Le Temps

Assouvir un désir d’objets

C’est le Musée cantonal de design et d’arts appliqués contempora­ins à Lausanne qui a lancé la saison surréalist­e de Plateforme 10 en interrogea­nt, dans une exposition riche et didactique, les liens entre surréalism­e et design

- ÉLÉONORE SULSER @eleonoresu­lser

Le surréalism­e est d'abord affaire de texte. Ce sont les poètes, ce sont les mots et leurs associatio­ns inconscien­tes, automatiqu­es, magiques et poétiques que convoque au premier chef André Breton lorsqu'il rédige, en 1924, le premier Manifeste du surréalism­e, dont on fête cette année le centenaire. Mais les objets ne sont pas loin. Breton évoquera, plus tard et à leur propos, citant Lautréamon­t, la célèbre «machine à coudre» et le «parapluie», dont la «rencontre fortuite sur une table de dissection» constitue une image possible de la beauté. C'est d'ailleurs par la formule du comte de Lautréamon­t que Mateo Kries, directeur du Vitra Design Museum à Weil am Rhein, en Allemagne, et commissair­e, introduit la «brève histoire du design du surréalism­e», qui ouvre le beau catalogue de l'exposition, Objets de désir. Surréalism­e et design, qu'il a conçue et que l'on peut voir au Mudac.

Que trouve-t-on sur la table de dissection du commissair­e Mateo Kries? Toute une série de meubles, d'objets produits en série par des designers ou des artistes, des documents, des photograph­ies, des extraits de films, des ambiances recréées. Voici un exemplaire du fer à repasser bardé de clous, Cadeau/Audace, imaginé en 1921 par Man Ray; voilà les gants bleu clair bordés de fines veines rouges, conçus par Meret Oppenheim (Gants, 1985).

Une passion pour les choses, l’étonnante capacité de les activer, les enchanter

Cette table à roue – (Tour, 1993) – de l'architecte Gae Aulenti salue la Roue de bicyclette plantée sur un tabouret par Marcel Duchamp en 1913. Le canapé en forme de bouche rouge Bocca (Gufram/ Studio 65), icône des années 1970, trône sur l'affiche et devant le Visage de Mae West pouvant être utilisé comme appartemen­t surréalist­e de Salvador Dali, dont une reproducti­on géante figure au mur. Les points de repère sont là: onirisme, détourneme­nts d'objets, ready-made, érotisme, inspiratio­n sauvage. La progressio­n est un peu didactique, mais il faut reconnaîtr­e que la profusion d'images et de choses permet à chacune et chacun de tracer son propre itinéraire surréalist­e.

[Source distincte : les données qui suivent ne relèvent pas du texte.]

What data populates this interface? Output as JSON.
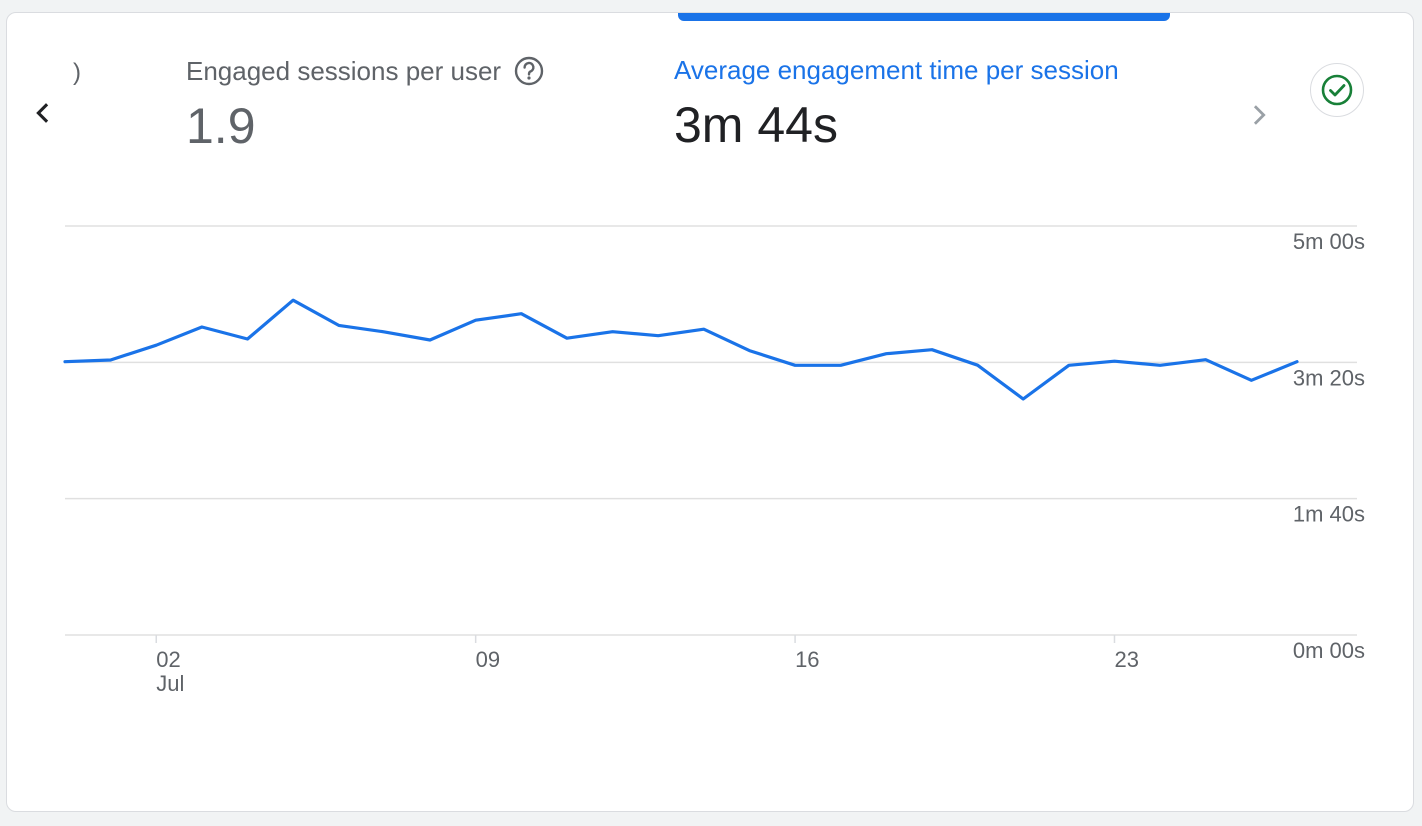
{
  "metrics": {
    "partial_prev": ")",
    "engaged_sessions": {
      "label": "Engaged sessions per user",
      "value": "1.9"
    },
    "avg_engagement": {
      "label": "Average engagement time per session",
      "value": "3m 44s"
    }
  },
  "icons": {
    "prev": "chevron-left-icon",
    "next": "chevron-right-icon",
    "help": "help-circle-icon",
    "status": "check-circle-icon"
  },
  "colors": {
    "accent": "#1a73e8",
    "success": "#188038",
    "grid": "#e0e0e0",
    "text": "#5f6368"
  },
  "chart_data": {
    "type": "line",
    "x": [
      "Jun 30",
      "Jul 01",
      "Jul 02",
      "Jul 03",
      "Jul 04",
      "Jul 05",
      "Jul 06",
      "Jul 07",
      "Jul 08",
      "Jul 09",
      "Jul 10",
      "Jul 11",
      "Jul 12",
      "Jul 13",
      "Jul 14",
      "Jul 15",
      "Jul 16",
      "Jul 17",
      "Jul 18",
      "Jul 19",
      "Jul 20",
      "Jul 21",
      "Jul 22",
      "Jul 23",
      "Jul 24",
      "Jul 25",
      "Jul 26",
      "Jul 27"
    ],
    "series": [
      {
        "values": [
          200.5,
          201.7,
          212.6,
          225.9,
          217.1,
          245.6,
          227.1,
          222.3,
          216.4,
          230.9,
          235.7,
          217.7,
          222.5,
          219.5,
          224.3,
          208.6,
          197.8,
          197.8,
          206.3,
          209.3,
          197.9,
          173.1,
          197.8,
          200.8,
          197.8,
          201.9,
          186.8,
          200.5
        ]
      }
    ],
    "y_ticks": [
      "0m 00s",
      "1m 40s",
      "3m 20s",
      "5m 00s"
    ],
    "ylim": [
      0,
      300
    ],
    "x_ticks": [
      {
        "label": "02",
        "sublabel": "Jul"
      },
      {
        "label": "09",
        "sublabel": ""
      },
      {
        "label": "16",
        "sublabel": ""
      },
      {
        "label": "23",
        "sublabel": ""
      }
    ],
    "grid": true,
    "xlabel": "",
    "ylabel": ""
  }
}
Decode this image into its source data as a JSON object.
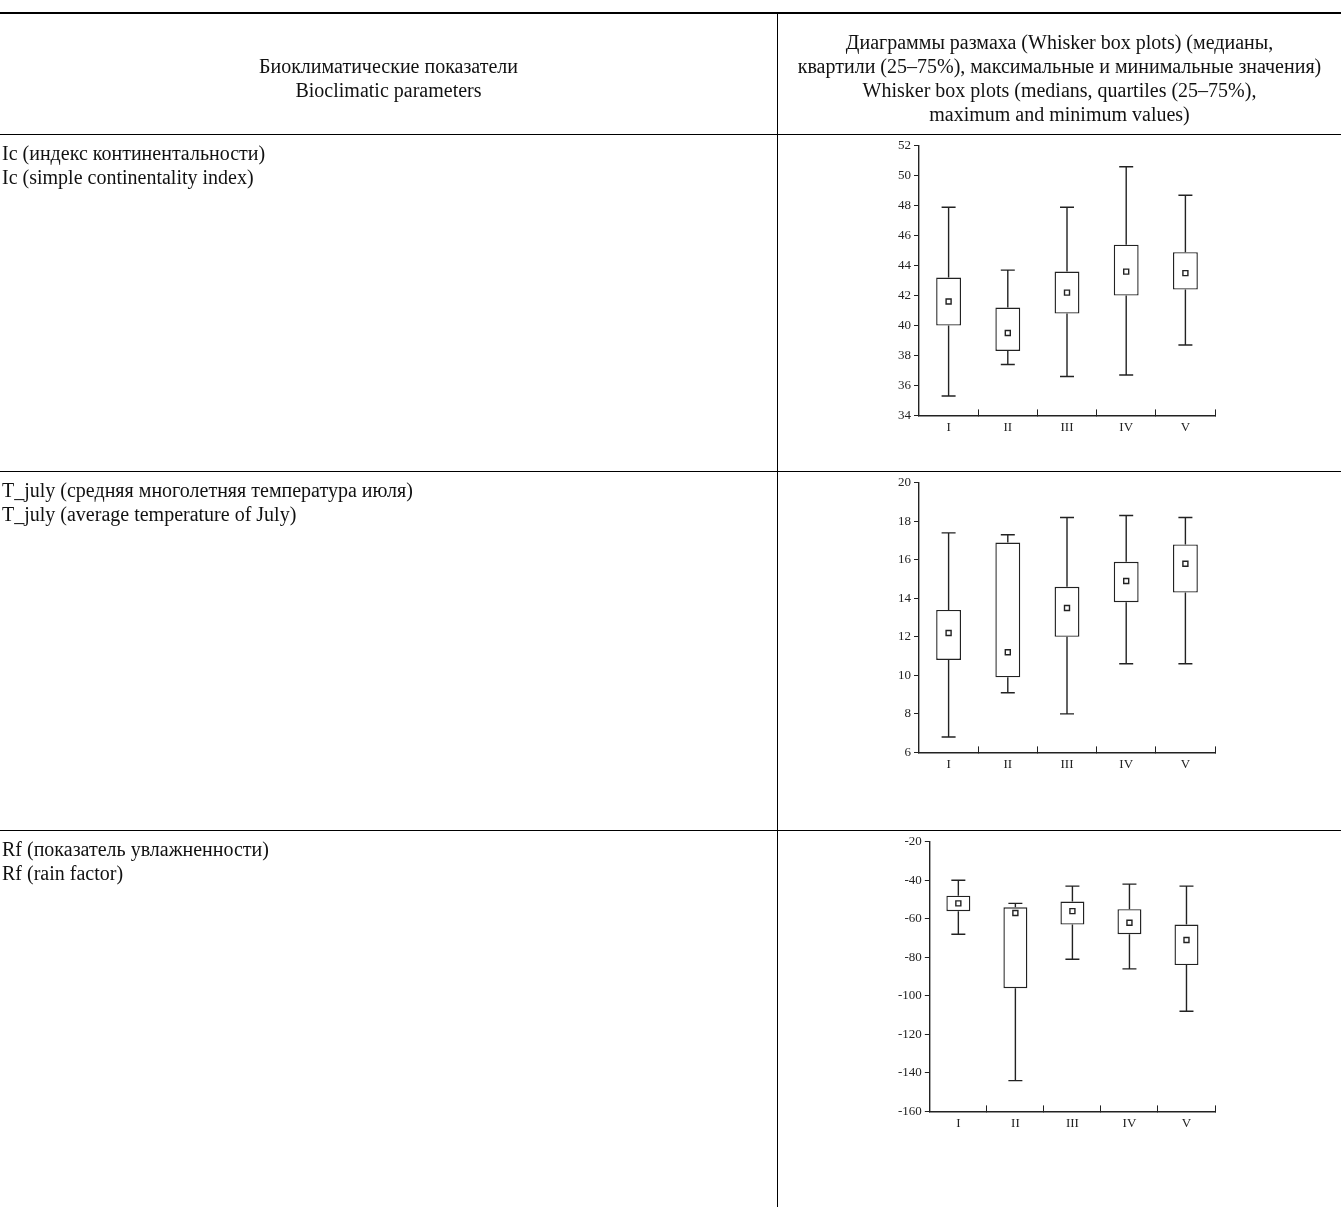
{
  "chart_data": [
    {
      "type": "box",
      "ylabel": "Ic (индекс континентальности)\nIc (simple continentality index)",
      "annotations": [
        "Биоклиматические показатели\nBioclimatic parameters",
        "Диаграммы размаха (Whisker box plots) (медианы,\nквартили (25–75%), максимальные и минимальные значения)\nWhisker box plots (medians, quartiles (25–75%),\nmaximum and minimum values)"
      ],
      "categories": [
        "I",
        "II",
        "III",
        "IV",
        "V"
      ],
      "ylim": [
        34,
        52
      ],
      "yticks": [
        34,
        36,
        38,
        40,
        42,
        44,
        46,
        48,
        50,
        52
      ],
      "boxes": [
        {
          "low": 35.3,
          "q1": 40.0,
          "median": 41.6,
          "q3": 43.2,
          "high": 47.9
        },
        {
          "low": 37.4,
          "q1": 38.3,
          "median": 39.5,
          "q3": 41.2,
          "high": 43.7
        },
        {
          "low": 36.6,
          "q1": 40.8,
          "median": 42.2,
          "q3": 43.6,
          "high": 47.9
        },
        {
          "low": 36.7,
          "q1": 42.0,
          "median": 43.6,
          "q3": 45.4,
          "high": 50.6
        },
        {
          "low": 38.7,
          "q1": 42.4,
          "median": 43.5,
          "q3": 44.9,
          "high": 48.7
        }
      ]
    },
    {
      "type": "box",
      "ylabel": "T_july (средняя многолетняя температура июля)\nT_july (average temperature of July)",
      "categories": [
        "I",
        "II",
        "III",
        "IV",
        "V"
      ],
      "ylim": [
        6,
        20
      ],
      "yticks": [
        6,
        8,
        10,
        12,
        14,
        16,
        18,
        20
      ],
      "boxes": [
        {
          "low": 6.8,
          "q1": 10.8,
          "median": 12.2,
          "q3": 13.4,
          "high": 17.4
        },
        {
          "low": 9.1,
          "q1": 9.9,
          "median": 11.2,
          "q3": 16.9,
          "high": 17.3
        },
        {
          "low": 8.0,
          "q1": 12.0,
          "median": 13.5,
          "q3": 14.6,
          "high": 18.2
        },
        {
          "low": 10.6,
          "q1": 13.8,
          "median": 14.9,
          "q3": 15.9,
          "high": 18.3
        },
        {
          "low": 10.6,
          "q1": 14.3,
          "median": 15.8,
          "q3": 16.8,
          "high": 18.2
        }
      ]
    },
    {
      "type": "box",
      "ylabel": "Rf (показатель увлажненности)\nRf (rain factor)",
      "categories": [
        "I",
        "II",
        "III",
        "IV",
        "V"
      ],
      "ylim": [
        -160,
        -20
      ],
      "yticks": [
        -160,
        -140,
        -120,
        -100,
        -80,
        -60,
        -40,
        -20
      ],
      "boxes": [
        {
          "low": -68,
          "q1": -56,
          "median": -52,
          "q3": -48,
          "high": -40
        },
        {
          "low": -144,
          "q1": -96,
          "median": -57,
          "q3": -54,
          "high": -52
        },
        {
          "low": -81,
          "q1": -63,
          "median": -56,
          "q3": -51,
          "high": -43
        },
        {
          "low": -86,
          "q1": -68,
          "median": -62,
          "q3": -55,
          "high": -42
        },
        {
          "low": -108,
          "q1": -84,
          "median": -71,
          "q3": -63,
          "high": -43
        }
      ]
    }
  ]
}
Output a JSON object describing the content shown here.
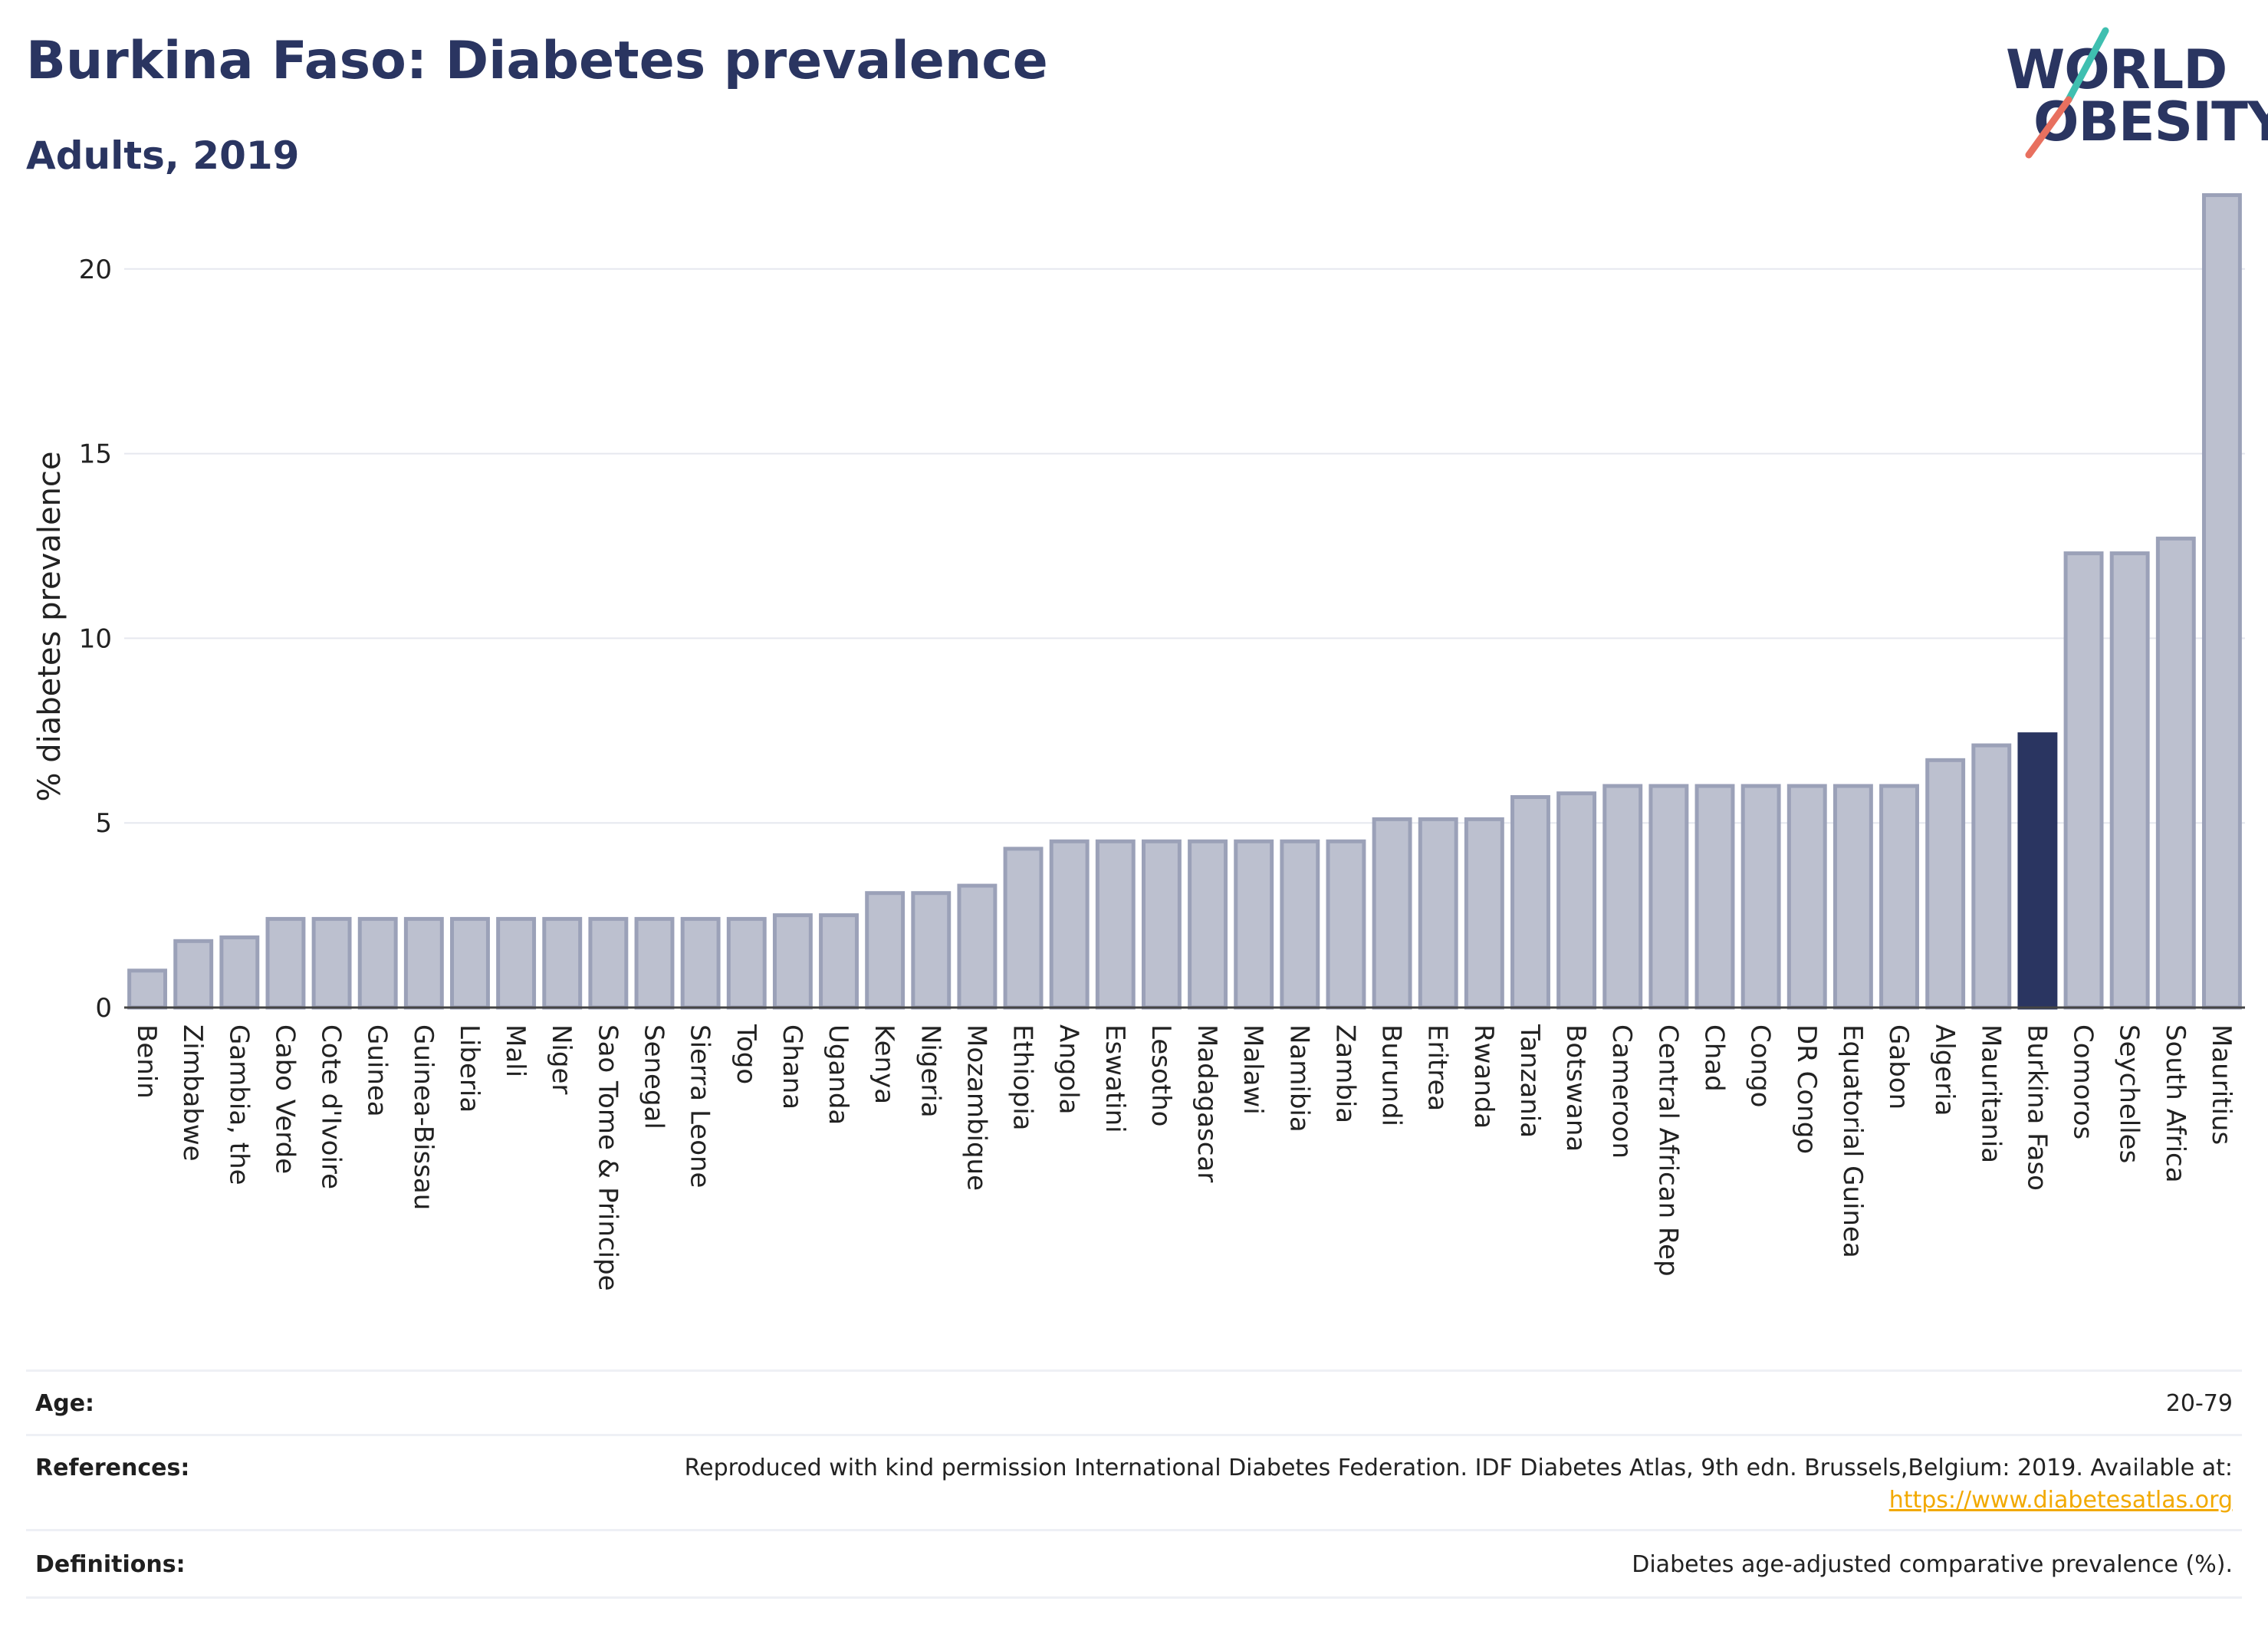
{
  "header": {
    "title": "Burkina Faso: Diabetes prevalence",
    "subtitle": "Adults, 2019"
  },
  "logo": {
    "line1": "WORLD",
    "line2": "OBESITY",
    "slash_colors": [
      "#3fbfb0",
      "#e8705f"
    ]
  },
  "colors": {
    "bar_default": "#bcc0cf",
    "bar_border": "#9ba1b8",
    "bar_highlight": "#2a3561",
    "text": "#2a3561",
    "link": "#f2a900"
  },
  "chart_data": {
    "type": "bar",
    "title": "Burkina Faso: Diabetes prevalence",
    "subtitle": "Adults, 2019",
    "xlabel": "",
    "ylabel": "% diabetes prevalence",
    "ylim": [
      0,
      22.3
    ],
    "yticks": [
      0,
      5,
      10,
      15,
      20
    ],
    "grid": true,
    "highlight": "Burkina Faso",
    "categories": [
      "Benin",
      "Zimbabwe",
      "Gambia, the",
      "Cabo Verde",
      "Cote d'Ivoire",
      "Guinea",
      "Guinea-Bissau",
      "Liberia",
      "Mali",
      "Niger",
      "Sao Tome & Principe",
      "Senegal",
      "Sierra Leone",
      "Togo",
      "Ghana",
      "Uganda",
      "Kenya",
      "Nigeria",
      "Mozambique",
      "Ethiopia",
      "Angola",
      "Eswatini",
      "Lesotho",
      "Madagascar",
      "Malawi",
      "Namibia",
      "Zambia",
      "Burundi",
      "Eritrea",
      "Rwanda",
      "Tanzania",
      "Botswana",
      "Cameroon",
      "Central African Rep",
      "Chad",
      "Congo",
      "DR Congo",
      "Equatorial Guinea",
      "Gabon",
      "Algeria",
      "Mauritania",
      "Burkina Faso",
      "Comoros",
      "Seychelles",
      "South Africa",
      "Mauritius"
    ],
    "values": [
      1.0,
      1.8,
      1.9,
      2.4,
      2.4,
      2.4,
      2.4,
      2.4,
      2.4,
      2.4,
      2.4,
      2.4,
      2.4,
      2.4,
      2.5,
      2.5,
      3.1,
      3.1,
      3.3,
      4.3,
      4.5,
      4.5,
      4.5,
      4.5,
      4.5,
      4.5,
      4.5,
      5.1,
      5.1,
      5.1,
      5.7,
      5.8,
      6.0,
      6.0,
      6.0,
      6.0,
      6.0,
      6.0,
      6.0,
      6.7,
      7.1,
      7.4,
      12.3,
      12.3,
      12.7,
      22.0
    ]
  },
  "info": {
    "age_label": "Age:",
    "age_value": "20-79",
    "references_label": "References:",
    "references_text": "Reproduced with kind permission International Diabetes Federation. IDF Diabetes Atlas, 9th edn. Brussels,Belgium: 2019. Available at:",
    "references_link": "https://www.diabetesatlas.org",
    "definitions_label": "Definitions:",
    "definitions_value": "Diabetes age-adjusted comparative prevalence (%)."
  }
}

Le plus intéressan­t, sans doute, dans cette exposition, n'est pas dans les grandes reproducti­ons de Dalí ou Chirico qui crient sur les murs, dans les larges canapés ou les objets d'aujourd'hui censés témoigner d'un héritage surréalist­e. Le plus intéressan­t est dans les détails.

Le bonheur de regarder, détourner, collection­ner

C'est dans les photograph­ies, dans les livres et catalogues, dans les petites choses poétiques disposées dans les vitrines que l'on comprend, que l'on retrouve ce bonheur absolu, émerveillé, plein d'humour et d'audace, avec lequel les surréalist­es ont regardé, détourné et collection­né toutes sortes d'objets: objets trouvés, objets naturels, objets perturbés, objets américains, objets océaniens, objets mathématiq­ues, etc. Ici, une photograph­ie témoigne de L’exposition surréalist­e d’objets, organisée en mai 1936 chez Charles Ratton, là, une autre montre une vue de l'exposition E.R.O.S à la Galerie Daniel Cordier en 1956. Tout un mur de clichés atteste des manies de collection­neurs de Max Ernst, d'André Breton, de Peggy Guggenheim et de beaucoup d'autres. Editions, revues, séries photograph­iques, bouts filmés témoignent de cette passion pour les choses et de l'étonnante capacité du surréalism­e à les activer, les associer, les enchanter. Et on comprend alors pourquoi les designers ont trouvé dans l'imaginaire surréalist­e de si fécondes propositio­ns.